I've often thought it would be useful to have a redis equivalent of MongoDB's capped collections, specifically to make things like recent activity logs easier to implement. At the moment you can simulate it with an rpush followed by an ltrim, but it would be nice if using two commands wasn't necessary.

2 comments

Hello Simon,

sending LPUSH+LTRIM in a pipeline is the same as having a special command for this. But having a special command for this, and for other use cases, makes Redis somewhat less general. What I mean is that if we consider every added feature a cost (complexity cost, not development cost), why don't instead add a feature that allows for a use case currently not covered?

Btw there is an interesting pattern so you actually need to rarely send the LTRIM. Imagine this: you want a list to save the user timeline, you are interested only in the latest 100 messages. So for every entry you can LPUSH+LTRIM. But after all you can just LTRIM 10% of the times. Your list will fluctuate in length between 100 and 110, but as you access things using LRANGE the additional elements wil not create any problem. So the cost of the LTRIM, while already very very small, can be made 90% smaller with this simple trick.

I use this exact pattern at Boxcar to keep some lists short and it works great for us.
Thank you for reporting a "live" usage of this pattern!
I don't know...that part sounded like a hacked-up, half-implementation of scribe: https://github.com/facebook/scribe/wiki

I'd be interested in hearing if they tried to use Scribe for the same task and found it wanting, or if there's some other story.
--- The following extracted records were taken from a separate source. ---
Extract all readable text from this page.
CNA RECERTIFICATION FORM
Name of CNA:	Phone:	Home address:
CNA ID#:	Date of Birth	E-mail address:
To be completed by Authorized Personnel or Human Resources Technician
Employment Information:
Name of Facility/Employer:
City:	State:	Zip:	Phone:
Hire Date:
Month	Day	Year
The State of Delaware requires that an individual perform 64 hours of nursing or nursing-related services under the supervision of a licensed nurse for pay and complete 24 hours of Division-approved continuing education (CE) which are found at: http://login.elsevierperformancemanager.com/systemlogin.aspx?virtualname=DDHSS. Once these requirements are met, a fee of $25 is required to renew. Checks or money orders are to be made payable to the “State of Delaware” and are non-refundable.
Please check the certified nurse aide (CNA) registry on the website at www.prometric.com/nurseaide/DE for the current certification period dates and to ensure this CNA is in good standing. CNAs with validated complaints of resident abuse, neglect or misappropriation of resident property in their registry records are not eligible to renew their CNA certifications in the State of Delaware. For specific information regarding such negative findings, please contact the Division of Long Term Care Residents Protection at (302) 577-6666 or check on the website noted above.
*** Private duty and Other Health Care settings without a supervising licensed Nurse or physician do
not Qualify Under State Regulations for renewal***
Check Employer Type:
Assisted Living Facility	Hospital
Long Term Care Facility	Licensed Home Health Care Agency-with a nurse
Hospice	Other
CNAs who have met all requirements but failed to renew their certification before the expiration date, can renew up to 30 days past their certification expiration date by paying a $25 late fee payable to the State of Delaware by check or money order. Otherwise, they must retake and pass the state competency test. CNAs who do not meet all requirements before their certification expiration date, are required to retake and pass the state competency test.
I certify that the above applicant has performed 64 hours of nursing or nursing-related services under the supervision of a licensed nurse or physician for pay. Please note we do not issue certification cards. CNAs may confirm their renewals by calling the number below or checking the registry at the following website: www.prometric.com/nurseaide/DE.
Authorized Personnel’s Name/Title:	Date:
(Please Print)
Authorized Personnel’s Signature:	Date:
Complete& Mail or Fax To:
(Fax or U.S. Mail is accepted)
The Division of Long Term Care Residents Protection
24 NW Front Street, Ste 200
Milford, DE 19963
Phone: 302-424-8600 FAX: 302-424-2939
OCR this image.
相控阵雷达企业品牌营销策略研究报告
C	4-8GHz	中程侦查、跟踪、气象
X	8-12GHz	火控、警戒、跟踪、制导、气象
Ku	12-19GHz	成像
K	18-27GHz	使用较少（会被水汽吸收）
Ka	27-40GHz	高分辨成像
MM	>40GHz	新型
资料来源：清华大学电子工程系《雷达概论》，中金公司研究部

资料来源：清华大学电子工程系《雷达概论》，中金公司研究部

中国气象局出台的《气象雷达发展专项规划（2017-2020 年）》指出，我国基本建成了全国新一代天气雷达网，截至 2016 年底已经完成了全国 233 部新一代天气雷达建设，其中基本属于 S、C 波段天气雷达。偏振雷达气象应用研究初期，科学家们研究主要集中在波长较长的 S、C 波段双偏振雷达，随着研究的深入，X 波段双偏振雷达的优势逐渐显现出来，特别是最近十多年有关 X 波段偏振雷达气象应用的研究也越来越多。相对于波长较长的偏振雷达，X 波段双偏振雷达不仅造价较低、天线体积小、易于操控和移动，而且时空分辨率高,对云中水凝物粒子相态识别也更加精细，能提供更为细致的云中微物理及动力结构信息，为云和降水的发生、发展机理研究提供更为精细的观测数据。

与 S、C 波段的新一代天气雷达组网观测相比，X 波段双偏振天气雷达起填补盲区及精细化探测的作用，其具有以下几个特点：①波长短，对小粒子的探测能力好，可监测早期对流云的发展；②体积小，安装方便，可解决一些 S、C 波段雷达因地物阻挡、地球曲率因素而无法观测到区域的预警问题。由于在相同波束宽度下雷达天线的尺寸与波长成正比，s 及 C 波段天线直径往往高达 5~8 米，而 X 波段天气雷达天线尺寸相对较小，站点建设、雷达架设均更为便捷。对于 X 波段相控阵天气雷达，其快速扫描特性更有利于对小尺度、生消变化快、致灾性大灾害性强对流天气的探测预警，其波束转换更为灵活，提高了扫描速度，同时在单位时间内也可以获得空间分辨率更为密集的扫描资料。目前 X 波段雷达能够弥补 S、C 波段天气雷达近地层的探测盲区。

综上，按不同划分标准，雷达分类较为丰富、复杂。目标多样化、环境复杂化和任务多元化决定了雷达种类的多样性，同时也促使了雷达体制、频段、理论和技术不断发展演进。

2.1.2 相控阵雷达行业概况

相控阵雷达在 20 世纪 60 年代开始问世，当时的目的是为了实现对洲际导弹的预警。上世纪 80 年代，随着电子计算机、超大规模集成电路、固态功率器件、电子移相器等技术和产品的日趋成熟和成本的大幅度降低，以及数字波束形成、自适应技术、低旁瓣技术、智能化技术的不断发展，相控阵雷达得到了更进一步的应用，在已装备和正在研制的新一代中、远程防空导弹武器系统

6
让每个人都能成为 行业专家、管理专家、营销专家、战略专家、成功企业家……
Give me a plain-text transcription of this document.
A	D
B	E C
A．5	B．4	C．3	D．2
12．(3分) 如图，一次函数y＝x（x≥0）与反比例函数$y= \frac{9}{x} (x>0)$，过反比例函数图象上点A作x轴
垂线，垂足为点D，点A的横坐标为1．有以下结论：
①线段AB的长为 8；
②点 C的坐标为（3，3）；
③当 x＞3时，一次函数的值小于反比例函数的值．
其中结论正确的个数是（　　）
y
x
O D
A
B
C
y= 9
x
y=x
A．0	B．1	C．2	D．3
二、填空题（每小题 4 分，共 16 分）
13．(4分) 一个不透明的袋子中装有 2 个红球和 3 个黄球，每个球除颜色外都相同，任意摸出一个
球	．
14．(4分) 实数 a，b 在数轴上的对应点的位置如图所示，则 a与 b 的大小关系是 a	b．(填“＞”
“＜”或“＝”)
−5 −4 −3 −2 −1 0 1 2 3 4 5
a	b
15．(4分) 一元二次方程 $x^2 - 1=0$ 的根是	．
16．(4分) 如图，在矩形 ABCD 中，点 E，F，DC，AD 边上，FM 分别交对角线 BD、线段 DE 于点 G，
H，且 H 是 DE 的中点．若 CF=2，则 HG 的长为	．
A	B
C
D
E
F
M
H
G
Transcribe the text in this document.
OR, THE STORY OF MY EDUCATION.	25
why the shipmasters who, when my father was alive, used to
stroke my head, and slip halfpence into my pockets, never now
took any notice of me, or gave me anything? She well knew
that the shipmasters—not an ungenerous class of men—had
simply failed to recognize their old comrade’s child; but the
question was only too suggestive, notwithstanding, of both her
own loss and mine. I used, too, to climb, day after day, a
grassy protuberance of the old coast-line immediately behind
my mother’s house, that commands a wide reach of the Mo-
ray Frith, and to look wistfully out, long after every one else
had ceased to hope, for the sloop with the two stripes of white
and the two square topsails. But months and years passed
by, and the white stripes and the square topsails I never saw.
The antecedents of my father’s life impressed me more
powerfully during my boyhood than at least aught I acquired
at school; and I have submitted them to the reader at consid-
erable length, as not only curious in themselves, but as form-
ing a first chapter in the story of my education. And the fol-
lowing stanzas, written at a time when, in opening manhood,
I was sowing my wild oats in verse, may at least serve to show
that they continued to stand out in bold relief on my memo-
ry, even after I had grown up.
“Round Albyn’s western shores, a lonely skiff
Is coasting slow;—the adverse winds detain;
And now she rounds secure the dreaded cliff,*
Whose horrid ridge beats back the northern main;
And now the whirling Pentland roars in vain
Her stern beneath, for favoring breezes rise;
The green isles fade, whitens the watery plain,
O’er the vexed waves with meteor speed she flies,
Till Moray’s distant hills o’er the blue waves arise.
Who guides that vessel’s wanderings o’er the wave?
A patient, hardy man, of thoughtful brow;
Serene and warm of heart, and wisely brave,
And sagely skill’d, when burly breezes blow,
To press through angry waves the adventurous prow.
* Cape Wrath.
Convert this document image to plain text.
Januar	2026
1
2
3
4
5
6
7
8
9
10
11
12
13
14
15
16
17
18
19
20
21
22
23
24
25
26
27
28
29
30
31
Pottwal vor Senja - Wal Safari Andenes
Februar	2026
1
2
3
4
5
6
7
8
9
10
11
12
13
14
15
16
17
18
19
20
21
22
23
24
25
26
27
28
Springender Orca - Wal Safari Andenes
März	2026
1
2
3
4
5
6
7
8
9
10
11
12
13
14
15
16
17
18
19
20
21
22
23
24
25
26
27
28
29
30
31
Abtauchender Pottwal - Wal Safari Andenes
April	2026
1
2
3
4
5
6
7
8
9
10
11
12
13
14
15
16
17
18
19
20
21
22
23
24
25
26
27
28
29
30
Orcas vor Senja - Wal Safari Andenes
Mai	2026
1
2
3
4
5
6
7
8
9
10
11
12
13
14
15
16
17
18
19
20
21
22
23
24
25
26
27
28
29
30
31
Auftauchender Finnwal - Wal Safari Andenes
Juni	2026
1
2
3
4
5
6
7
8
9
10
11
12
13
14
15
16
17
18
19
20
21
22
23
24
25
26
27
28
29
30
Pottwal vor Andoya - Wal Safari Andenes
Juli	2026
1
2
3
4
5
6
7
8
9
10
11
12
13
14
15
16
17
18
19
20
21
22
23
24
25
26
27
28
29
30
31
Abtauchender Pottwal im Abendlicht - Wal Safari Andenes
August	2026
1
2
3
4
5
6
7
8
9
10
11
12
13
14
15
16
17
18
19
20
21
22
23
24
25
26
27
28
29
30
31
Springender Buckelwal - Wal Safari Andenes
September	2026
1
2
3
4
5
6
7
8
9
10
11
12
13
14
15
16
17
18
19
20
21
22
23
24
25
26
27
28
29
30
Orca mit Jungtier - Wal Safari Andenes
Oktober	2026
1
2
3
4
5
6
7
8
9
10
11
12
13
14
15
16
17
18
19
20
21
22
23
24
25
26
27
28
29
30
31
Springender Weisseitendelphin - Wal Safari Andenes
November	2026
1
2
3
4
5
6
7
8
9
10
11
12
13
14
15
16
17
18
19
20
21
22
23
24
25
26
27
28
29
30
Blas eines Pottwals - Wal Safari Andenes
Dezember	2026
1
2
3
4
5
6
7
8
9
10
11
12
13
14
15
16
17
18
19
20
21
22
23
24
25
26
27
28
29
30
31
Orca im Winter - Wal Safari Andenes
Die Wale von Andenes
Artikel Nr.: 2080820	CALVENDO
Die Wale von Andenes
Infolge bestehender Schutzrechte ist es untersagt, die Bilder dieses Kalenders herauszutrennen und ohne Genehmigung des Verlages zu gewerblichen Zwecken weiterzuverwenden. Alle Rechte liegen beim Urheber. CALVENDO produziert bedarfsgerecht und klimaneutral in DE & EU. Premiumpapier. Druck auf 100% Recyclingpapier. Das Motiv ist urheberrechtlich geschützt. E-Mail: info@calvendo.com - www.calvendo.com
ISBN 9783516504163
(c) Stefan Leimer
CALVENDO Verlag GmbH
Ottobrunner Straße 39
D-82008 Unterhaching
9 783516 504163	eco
Could you say more about why Bump's implementation of network-based queued logging is "hacked-up" while facebook's (by implication) isn't?

To answer your question, simply put, no one here had heard about Scribe.

"Could you say more about why Bump's implementation of network-based queued logging is "hacked-up" while facebook's (by implication) isn't?"

Well, mainly because Scribe was purpose-built to do log aggregation on a large scale, and has nice features to prevent data loss in the event of network and node failure. It's also pretty well-tested at this point, given its origins and community. Check the wiki to which I linked.

I didn't mean my comment to imply anything negative. I was just trying to point out to the parent comment that there's now a better option than rolling a custom log aggregator on top of Redis. That may not have been true when you started your system. Mea culpa.

scribe is a very powerful logging tool, but it also comes with its dependency costs. Compiling boost, thrift, fb303, and all the scribe logging libraries as well. If you are already a thrift shop, it can make a lot of sense, but otherwise, there is a lot of legwork to get it up and running.
Compiling a few libraries is worse than rolling your own log aggregation service? Really?

I'd rather spend a day compiling libraries than spend a week re-writing a piece of basic infrastructure.